By looking at both the material evidence produced by archaeological excavation and the written sources, Allen sought to integrate both sorts of evidence to produce an eclectic history that was neither social nor political nor economic in its primary emphasis, but combined all three. When his research was presented as a doctoral dissertation at the Australian National University in 1969 its main theoretical thrust concerned the problems of this data integration and this remains a central issue in the discipline of historical archaeology in Australasia.

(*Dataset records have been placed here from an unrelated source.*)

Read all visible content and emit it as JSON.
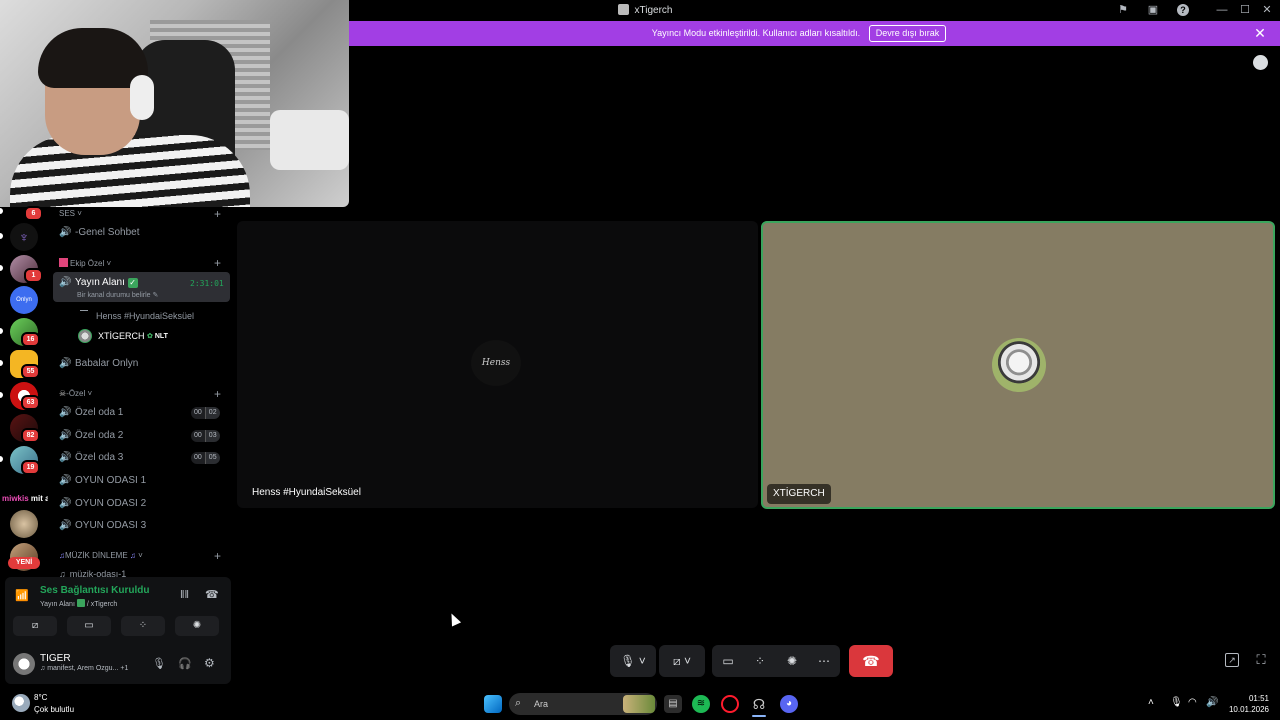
{
  "window": {
    "title": "xTigerch"
  },
  "banner": {
    "text": "Yayıncı Modu etkinleştirildi. Kullanıcı adları kısaltıldı.",
    "button": "Devre dışı bırak",
    "color": "#a23ee4"
  },
  "rail": {
    "badges": [
      "6",
      "1",
      "16",
      "55",
      "63",
      "82",
      "19"
    ],
    "new_label": "YENİ",
    "overlay_text": "miwkis",
    "overlay_text2": "mit ajan"
  },
  "channels": {
    "categories": {
      "ses": "SES",
      "ekip": "Ekip Özel",
      "ozel": "-Özel",
      "muzik": "MÜZİK DİNLEME"
    },
    "genel": "-Genel Sohbet",
    "active": {
      "name": "Yayın Alanı",
      "timer": "2:31:01",
      "status": "Bir kanal durumu belirle",
      "members": [
        {
          "name": "Henss #HyundaiSeksüel"
        },
        {
          "name": "XTİGERCH",
          "tag": "NLT"
        }
      ]
    },
    "babalar": "Babalar Onlyn",
    "rooms": [
      {
        "name": "Özel oda 1",
        "count": "00",
        "limit": "02"
      },
      {
        "name": "Özel oda 2",
        "count": "00",
        "limit": "03"
      },
      {
        "name": "Özel oda 3",
        "count": "00",
        "limit": "05"
      }
    ],
    "games": [
      "OYUN ODASI 1",
      "OYUN ODASI 2",
      "OYUN ODASI 3"
    ],
    "music_partial": "müzik-odası-1"
  },
  "voice": {
    "status": "Ses Bağlantısı Kuruldu",
    "location": "Yayın Alanı",
    "server": "/ xTigerch",
    "status_color": "#23a55a"
  },
  "user": {
    "name": "TIGER",
    "activity": "manifest, Arem Ozgu...",
    "extra": "+1"
  },
  "call": {
    "left_label": "Henss #HyundaiSeksüel",
    "right_label": "XTİGERCH",
    "left_avatar_text": "Henss"
  },
  "taskbar": {
    "weather_temp": "8°C",
    "weather_desc": "Çok bulutlu",
    "search_placeholder": "Ara",
    "time": "01:51",
    "date": "10.01.2026"
  }
}
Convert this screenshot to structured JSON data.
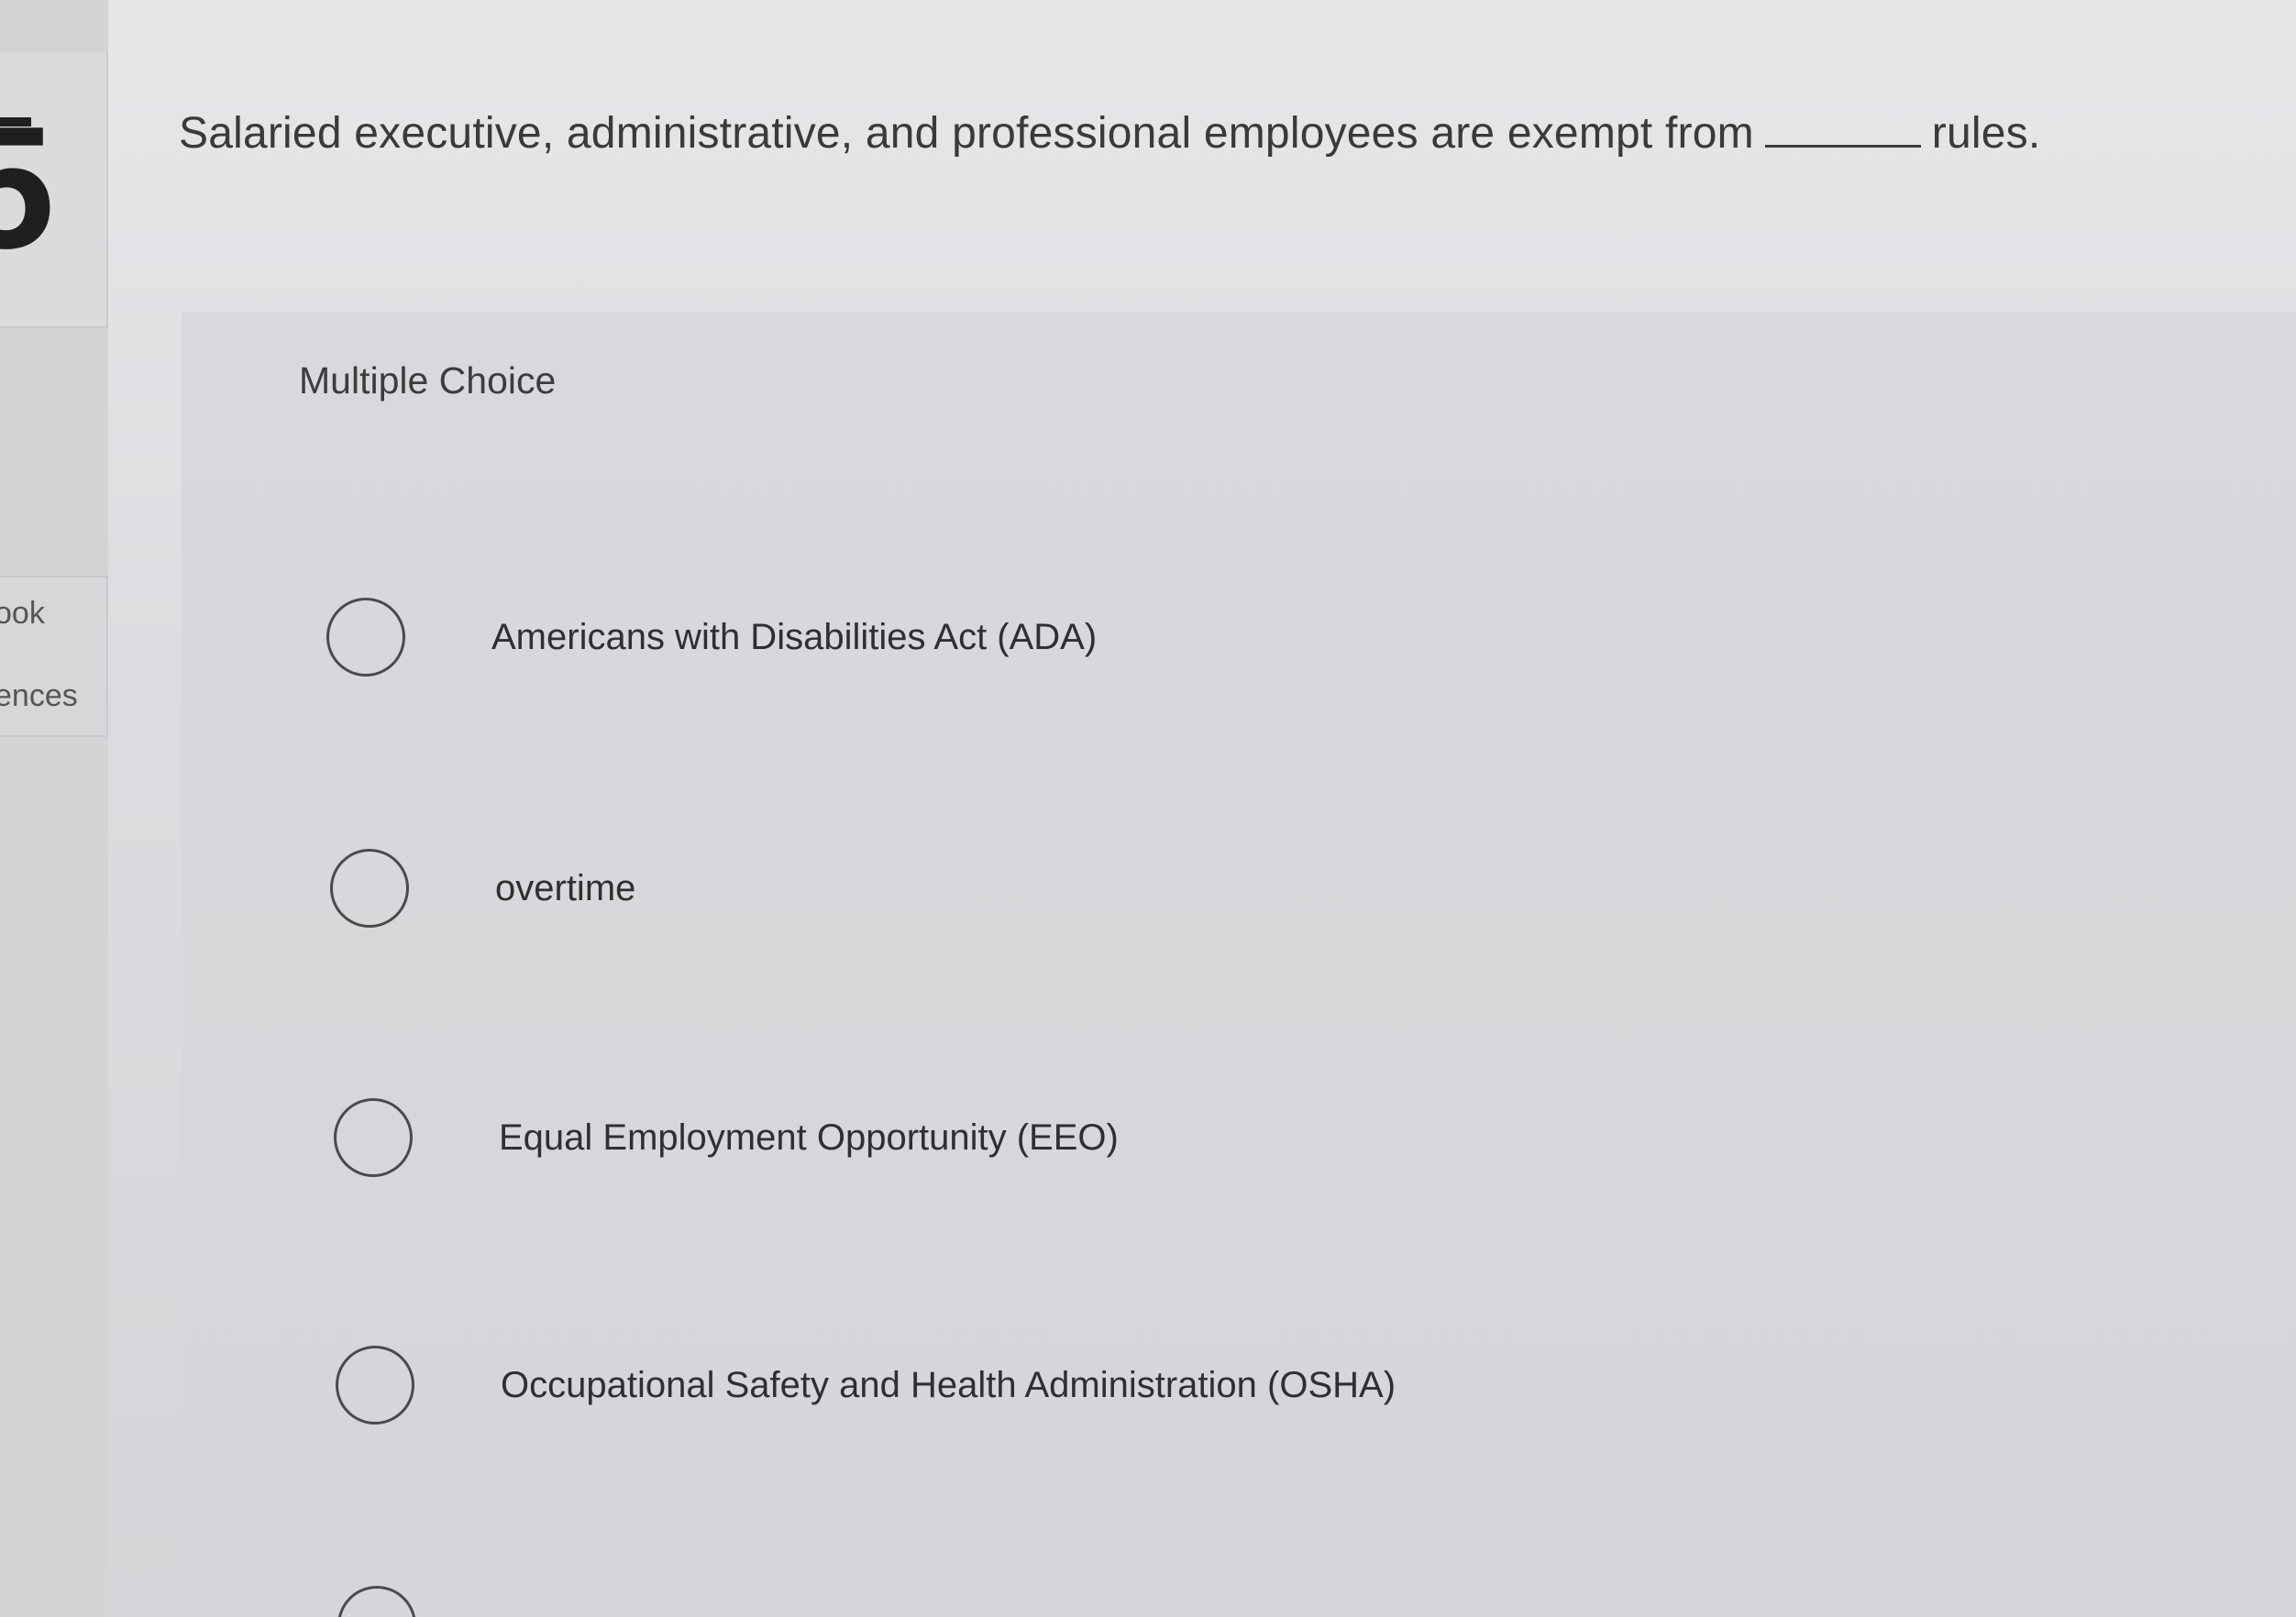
{
  "question": {
    "number": "5",
    "text_before_blank": "Salaried executive, administrative, and professional employees are exempt from",
    "text_after_blank": "rules."
  },
  "sidebar": {
    "links": [
      {
        "label": "ook"
      },
      {
        "label": "ences"
      }
    ]
  },
  "answers": {
    "heading": "Multiple Choice",
    "options": [
      {
        "label": "Americans with Disabilities Act (ADA)",
        "selected": false
      },
      {
        "label": "overtime",
        "selected": false
      },
      {
        "label": "Equal Employment Opportunity (EEO)",
        "selected": false
      },
      {
        "label": "Occupational Safety and Health Administration (OSHA)",
        "selected": false
      },
      {
        "label": "",
        "selected": false
      }
    ]
  }
}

Some 40 years on, ASHA’s decision to launch its new monograph series by publishing this work has several purposes. At one level this monograph is of historical importance in establishing where the discipline began in this country. It explains both the theoretical and methodological problems Allen faced and how he sought to overcome them. At another level it provides the data from an important excavation that has not been previously published. On a third level it provides a particular sort of historical account of a small but important chapter of Australia’s European beginnings that could not have been written without the dual sources of written documents and archaeology. Together they reflect a poignant episode in our past. In the decade following this work Port Essington became the subject of a four part ABC-TV drama, a musical composition by Peter Sculthorpe and paintings by Russell Drysdale.

Port Essington will appeal as a reference book to both students and practitioners of historical archaeology and to people interested in Australian colonial history.

About the author

After Port Essington, Jim Allen established an academic career in prehistoric archaeology in Australia and the Pacific. He is currently Emeritus Professor in the School of Historical and European Studies in La Trobe University.